Así, en un acto ilusionismo legal que imaginaron de alta escuela aunque fue de factura muy burda, nuestros diputados y senadores trataron de vendernos la especie de que el nuevo código electoral es un tónico para la democracia cuando en realidad sólo se acomodaron las leyes a modo para volver a la impunidad de antaño, cuando el PRI decía lo que le venía en gana sin que nadie pudiera pedirle cuentas. Sólo que esta vez la impunidad no será monopolizada por el PRI, sino que los candidatos del PAN y el PRD también ejercerán su cuota.
Y claro, los de los partidos rémora (PVEM, PSD, PT, PANAL y Convergencia) no se quedarán atrás: cada uno intentará, en la medida de su ingenio, aprovechar la tajada mediática que les toca para exhibirse como nuevos Mesías llegados de quién sabe dónde para salvarnos de las situaciones que ellos mismos han creado. Todos ellos se pasarán por el forro los valores que dicen defender: el amor a México, la honestidad, la rectitud y otras más que sólo conocen de oídas, porque si alguna vez se toparon con ellas ya se les olvidó.

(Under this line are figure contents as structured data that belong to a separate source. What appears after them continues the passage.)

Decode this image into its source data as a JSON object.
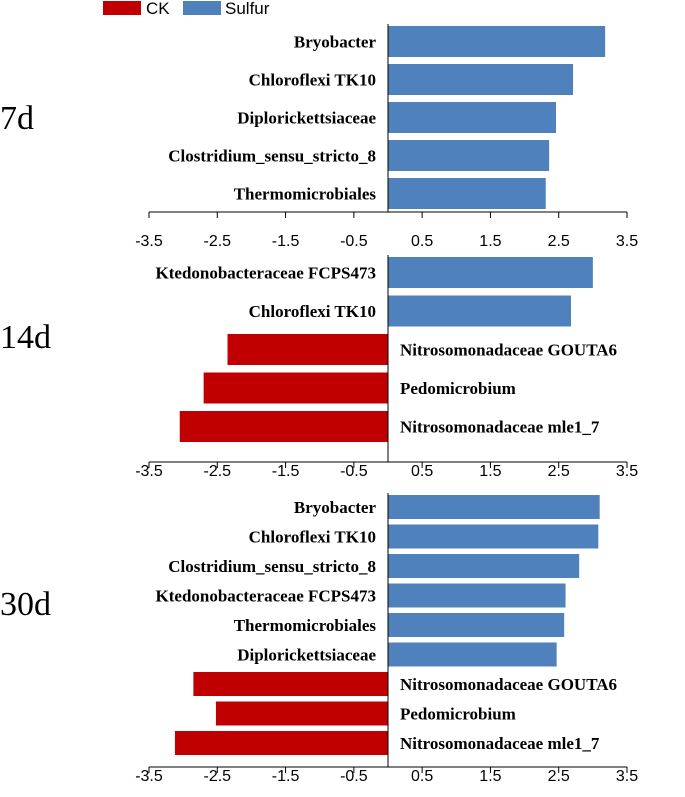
{
  "chart_data": {
    "type": "bar",
    "orientation": "horizontal",
    "legend": {
      "placement": "top-left",
      "entries": [
        {
          "name": "CK",
          "color": "#c00000"
        },
        {
          "name": "Sulfur",
          "color": "#4f81bd"
        }
      ]
    },
    "xlim": [
      -3.5,
      3.5
    ],
    "xticks": [
      "-3.5",
      "-2.5",
      "-1.5",
      "-0.5",
      "0.5",
      "1.5",
      "2.5",
      "3.5"
    ],
    "xtick_values": [
      -3.5,
      -2.5,
      -1.5,
      -0.5,
      0.5,
      1.5,
      2.5,
      3.5
    ],
    "panels": [
      {
        "label": "7d",
        "bars": [
          {
            "name": "Bryobacter",
            "value": 3.18,
            "group": "Sulfur"
          },
          {
            "name": "Chloroflexi TK10",
            "value": 2.71,
            "group": "Sulfur"
          },
          {
            "name": "Diplorickettsiaceae",
            "value": 2.46,
            "group": "Sulfur"
          },
          {
            "name": "Clostridium_sensu_stricto_8",
            "value": 2.36,
            "group": "Sulfur"
          },
          {
            "name": "Thermomicrobiales",
            "value": 2.31,
            "group": "Sulfur"
          }
        ]
      },
      {
        "label": "14d",
        "bars": [
          {
            "name": "Ktedonobacteraceae FCPS473",
            "value": 3.0,
            "group": "Sulfur"
          },
          {
            "name": "Chloroflexi TK10",
            "value": 2.68,
            "group": "Sulfur"
          },
          {
            "name": "Nitrosomonadaceae GOUTA6",
            "value": -2.35,
            "group": "CK"
          },
          {
            "name": "Pedomicrobium",
            "value": -2.7,
            "group": "CK"
          },
          {
            "name": "Nitrosomonadaceae mle1_7",
            "value": -3.05,
            "group": "CK"
          }
        ]
      },
      {
        "label": "30d",
        "bars": [
          {
            "name": "Bryobacter",
            "value": 3.1,
            "group": "Sulfur"
          },
          {
            "name": "Chloroflexi TK10",
            "value": 3.08,
            "group": "Sulfur"
          },
          {
            "name": "Clostridium_sensu_stricto_8",
            "value": 2.8,
            "group": "Sulfur"
          },
          {
            "name": "Ktedonobacteraceae FCPS473",
            "value": 2.6,
            "group": "Sulfur"
          },
          {
            "name": "Thermomicrobiales",
            "value": 2.58,
            "group": "Sulfur"
          },
          {
            "name": "Diplorickettsiaceae",
            "value": 2.47,
            "group": "Sulfur"
          },
          {
            "name": "Nitrosomonadaceae GOUTA6",
            "value": -2.85,
            "group": "CK"
          },
          {
            "name": "Pedomicrobium",
            "value": -2.52,
            "group": "CK"
          },
          {
            "name": "Nitrosomonadaceae mle1_7",
            "value": -3.12,
            "group": "CK"
          }
        ]
      }
    ]
  }
}
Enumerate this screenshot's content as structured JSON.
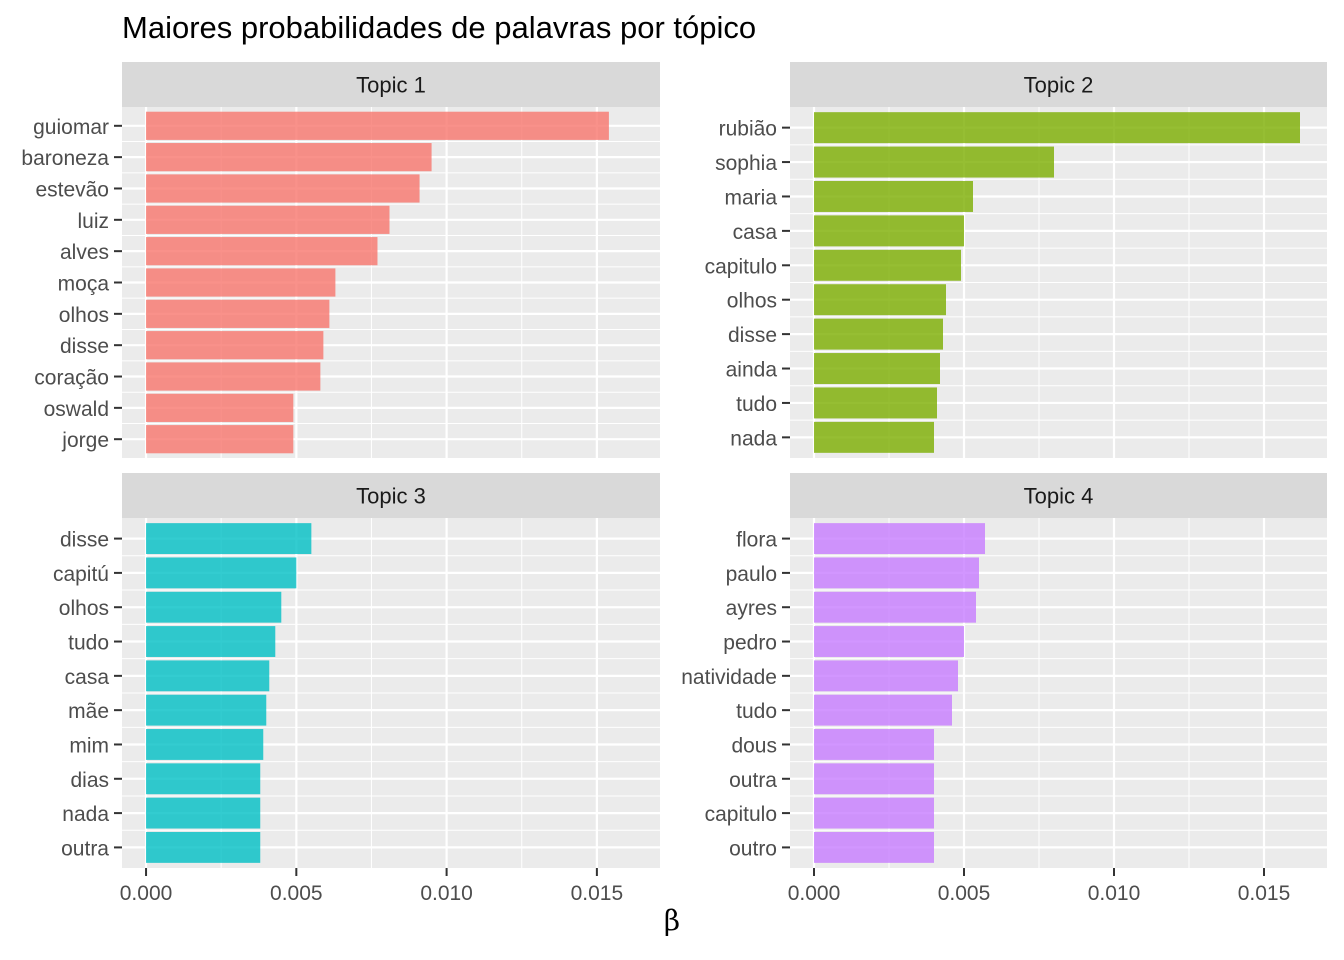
{
  "chart_data": {
    "type": "bar",
    "orientation": "horizontal",
    "title": "Maiores probabilidades de palavras por tópico",
    "xlabel": "β",
    "ylabel": "",
    "xlim": [
      -0.0008,
      0.0171
    ],
    "x_ticks": [
      "0.000",
      "0.005",
      "0.010",
      "0.015"
    ],
    "grid": true,
    "legend": "none",
    "facets": [
      {
        "strip_label": "Topic 1",
        "color": "#F8766D",
        "categories": [
          "guiomar",
          "baroneza",
          "estevão",
          "luiz",
          "alves",
          "moça",
          "olhos",
          "disse",
          "coração",
          "oswald",
          "jorge"
        ],
        "values": [
          0.0154,
          0.0095,
          0.0091,
          0.0081,
          0.0077,
          0.0063,
          0.0061,
          0.0059,
          0.0058,
          0.0049,
          0.0049
        ]
      },
      {
        "strip_label": "Topic 2",
        "color": "#7CAE00",
        "categories": [
          "rubião",
          "sophia",
          "maria",
          "casa",
          "capitulo",
          "olhos",
          "disse",
          "ainda",
          "tudo",
          "nada"
        ],
        "values": [
          0.0162,
          0.008,
          0.0053,
          0.005,
          0.0049,
          0.0044,
          0.0043,
          0.0042,
          0.0041,
          0.004
        ]
      },
      {
        "strip_label": "Topic 3",
        "color": "#00BFC4",
        "categories": [
          "disse",
          "capitú",
          "olhos",
          "tudo",
          "casa",
          "mãe",
          "mim",
          "dias",
          "nada",
          "outra"
        ],
        "values": [
          0.0055,
          0.005,
          0.0045,
          0.0043,
          0.0041,
          0.004,
          0.0039,
          0.0038,
          0.0038,
          0.0038
        ]
      },
      {
        "strip_label": "Topic 4",
        "color": "#C77CFF",
        "categories": [
          "flora",
          "paulo",
          "ayres",
          "pedro",
          "natividade",
          "tudo",
          "dous",
          "outra",
          "capitulo",
          "outro"
        ],
        "values": [
          0.0057,
          0.0055,
          0.0054,
          0.005,
          0.0048,
          0.0046,
          0.004,
          0.004,
          0.004,
          0.004
        ]
      }
    ]
  }
}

Y no sólo están los spots, sino las marrullerías de políticos como el Jefe de Gobierno del Distrito Federal, Marcelo Ebrard, que para evadir los candados que los partidos de oposición trataron de imponer a la promoción de los gobernantes en funciones decidió convertirse en cocinero de galletitas en un programa de revisa matutino. O bien el gobernador de Guanajuato, Juan Manuel Olivo, cuyo descaro para tornar en actos de promoción partidista los eventos públicos donde se presentan los logros de los programas sociales (hasta el piso de las canchas de basquetbol pinta con los colores de su partido, azul, blanco y naranja) ha llegado a tal grado que inclusive el secretario de Desarrollo Social, Ernesto Cordero, lo reprobó en público. O el inefable gobernador mexiquense Enrique Peña Nieto, quien se da maña para salir en televisión un día sí y otro también, con aires de figurín de telenovela y a veces en episodios supuestamente espontáneos pero tan armados que dan risa, como el que protagonizó en la pasada final de futbol —cuando el Toluca venció al Cruz Azul—, cuando al salir del estadio tuvo un encuentro con cientos de seguidores suyos que “casualmente” pasaban por ahí y con quienes accedió a tomarse la foto que, claro, se publicó en todos lados y le sirvió para pavonearse como si él mismo hubiera metido los goles.
Y tanto bombo político se irá incrementando conforme se acerque el 5 de julio, cuando deberemos plantarnos ante la urna para elegir a nuestro delegado, a nuestro diputado o a nuestro gobernador. Para entonces, lo más probable es que el tsunami de propaganda sólo haya servido para que votemos con una cosa en mente: que se acaben de una buena vez las campañas y podamos respirar tranquilos de nuevo, libres de spots nauseabundos. Aunque sea por unas horas, porque seguro a los políticos les quedará una reservita de tiempo que no dudarán en utilizar para asestarnos el resto del año los anuncios de sus virtudes. Como si de veras nos los creyéramos.